What It's Like to Scuba Dive in an Aquarium
Steven P. Hughes
Hello From The Other Side
Experience an aquarium from the animals' point of view.
For most people, working in an office full of sharks would be a bad thing. But I work as a show diver at SEA LIFE Orlando, teaching guests about the underwater world. We also assist our aquarist team in maintaining and cleaning our 300,000-gallon ocean habitat. Some days that means scrubbing the entire Atlantic Ocean; on others it means retrieving our green moray who’s managed to jump to the adjacent habitat for the umpteenth time.
It takes a little practice to get used to aquarium diving — it’s a much tighter space than you’d think.

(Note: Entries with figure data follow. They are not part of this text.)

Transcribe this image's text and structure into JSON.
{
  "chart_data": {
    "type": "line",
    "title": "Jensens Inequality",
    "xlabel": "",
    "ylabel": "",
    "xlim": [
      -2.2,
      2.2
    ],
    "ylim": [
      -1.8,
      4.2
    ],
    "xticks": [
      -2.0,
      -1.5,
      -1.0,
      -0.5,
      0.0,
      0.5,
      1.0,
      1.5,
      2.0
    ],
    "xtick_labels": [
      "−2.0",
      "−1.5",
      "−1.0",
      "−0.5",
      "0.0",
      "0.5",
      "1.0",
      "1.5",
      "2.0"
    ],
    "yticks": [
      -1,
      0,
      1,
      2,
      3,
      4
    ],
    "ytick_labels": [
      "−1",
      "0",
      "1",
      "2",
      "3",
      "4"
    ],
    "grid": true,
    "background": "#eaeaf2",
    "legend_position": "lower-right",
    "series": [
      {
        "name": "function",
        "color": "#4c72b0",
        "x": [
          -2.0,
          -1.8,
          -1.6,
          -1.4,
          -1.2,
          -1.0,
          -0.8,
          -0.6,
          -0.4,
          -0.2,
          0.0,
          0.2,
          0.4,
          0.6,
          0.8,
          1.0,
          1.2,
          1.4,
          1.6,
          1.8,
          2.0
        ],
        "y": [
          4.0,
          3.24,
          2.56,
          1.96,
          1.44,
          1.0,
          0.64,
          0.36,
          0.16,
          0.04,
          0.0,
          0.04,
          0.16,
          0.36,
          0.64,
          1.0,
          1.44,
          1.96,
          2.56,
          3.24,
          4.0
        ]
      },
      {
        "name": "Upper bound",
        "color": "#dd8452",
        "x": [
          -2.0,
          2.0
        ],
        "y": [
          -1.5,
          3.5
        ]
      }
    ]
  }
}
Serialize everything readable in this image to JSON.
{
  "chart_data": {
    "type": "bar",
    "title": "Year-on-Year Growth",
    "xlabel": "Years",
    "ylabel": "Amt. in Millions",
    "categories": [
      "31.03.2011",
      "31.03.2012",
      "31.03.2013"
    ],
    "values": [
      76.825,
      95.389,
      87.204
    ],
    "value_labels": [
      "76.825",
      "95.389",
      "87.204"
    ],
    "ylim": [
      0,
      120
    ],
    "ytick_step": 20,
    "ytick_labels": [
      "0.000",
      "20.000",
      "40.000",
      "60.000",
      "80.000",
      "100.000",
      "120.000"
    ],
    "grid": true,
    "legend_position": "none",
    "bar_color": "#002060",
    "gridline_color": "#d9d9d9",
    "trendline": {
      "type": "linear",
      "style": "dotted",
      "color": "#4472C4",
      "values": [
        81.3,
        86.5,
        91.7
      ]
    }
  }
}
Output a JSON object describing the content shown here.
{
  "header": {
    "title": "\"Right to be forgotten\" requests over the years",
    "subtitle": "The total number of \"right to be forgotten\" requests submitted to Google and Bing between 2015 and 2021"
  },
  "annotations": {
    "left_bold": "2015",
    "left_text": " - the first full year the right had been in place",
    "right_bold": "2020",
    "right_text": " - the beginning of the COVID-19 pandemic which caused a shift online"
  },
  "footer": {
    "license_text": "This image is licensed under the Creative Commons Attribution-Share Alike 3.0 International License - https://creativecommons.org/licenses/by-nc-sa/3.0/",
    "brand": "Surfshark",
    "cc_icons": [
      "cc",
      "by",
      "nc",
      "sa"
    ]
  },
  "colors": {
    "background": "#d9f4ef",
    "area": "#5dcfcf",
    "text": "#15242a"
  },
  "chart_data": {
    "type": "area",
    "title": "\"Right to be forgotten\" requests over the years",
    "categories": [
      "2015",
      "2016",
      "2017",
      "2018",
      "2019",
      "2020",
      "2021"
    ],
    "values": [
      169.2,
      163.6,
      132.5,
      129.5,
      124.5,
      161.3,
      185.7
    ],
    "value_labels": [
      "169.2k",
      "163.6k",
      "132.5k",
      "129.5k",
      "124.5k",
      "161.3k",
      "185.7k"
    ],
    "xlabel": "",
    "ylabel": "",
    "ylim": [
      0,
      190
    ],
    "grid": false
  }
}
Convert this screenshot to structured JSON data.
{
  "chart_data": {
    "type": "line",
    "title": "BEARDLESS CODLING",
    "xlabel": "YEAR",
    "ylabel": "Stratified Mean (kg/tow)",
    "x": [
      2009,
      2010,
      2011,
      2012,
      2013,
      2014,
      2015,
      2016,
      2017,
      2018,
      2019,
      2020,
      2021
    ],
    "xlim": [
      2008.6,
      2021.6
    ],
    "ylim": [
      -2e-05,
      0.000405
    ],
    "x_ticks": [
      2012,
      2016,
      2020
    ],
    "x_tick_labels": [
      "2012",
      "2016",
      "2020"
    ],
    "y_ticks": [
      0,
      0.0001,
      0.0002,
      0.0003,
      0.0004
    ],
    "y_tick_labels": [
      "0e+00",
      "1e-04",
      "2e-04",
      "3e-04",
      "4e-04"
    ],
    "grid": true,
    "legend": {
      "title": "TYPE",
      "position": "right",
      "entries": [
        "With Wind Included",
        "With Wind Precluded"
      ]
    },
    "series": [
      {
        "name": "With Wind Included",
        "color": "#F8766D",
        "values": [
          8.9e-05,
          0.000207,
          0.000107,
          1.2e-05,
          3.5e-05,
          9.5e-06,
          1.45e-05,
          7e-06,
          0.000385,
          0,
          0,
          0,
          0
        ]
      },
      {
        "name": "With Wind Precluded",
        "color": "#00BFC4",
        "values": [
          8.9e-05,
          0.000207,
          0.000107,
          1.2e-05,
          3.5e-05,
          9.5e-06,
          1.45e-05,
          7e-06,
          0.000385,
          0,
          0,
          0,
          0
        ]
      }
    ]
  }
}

Great buoyancy is a must, because our habitats are a maximum of 17 feet deep. You also need to be aware of your surroundings — there are a lot of animals in there, and if you don’t watch your fins, you’re likely to smack one in the face.
A typical show consists of a back-and-forth between a dry-side host and me via a comm link as we discuss our animals — I like to teach the appropriate dive signs as we go along — and marine conservation. Once we open the floor for questions and pictures, the real fun starts. Kids line up for high-fives and to play rock-paper-scissors through the window. Sometimes we’re photobombed by Chely, a rescued green sea turtle.
But my favorite show-stealers are the sharks. Our habitat holds five species: sandbar, nurse, gray reef, blacktip and a zebra. One question we get every show is, “Are you afraid of the sharks?” at which I can’t help but laugh. As most divers know, sharks tend to swim off the moment they see you. Ours used to avoid us too, but with time they’ve become comfortable with us.
On one occasion, one of our 5-foot sandbar sharks nonchalantly swam over my shoulder and high-fived me as I spoke with a guest. The man froze mid-sentence. Of course, he couldn’t see my ear-to-ear grin behind the full-face mask.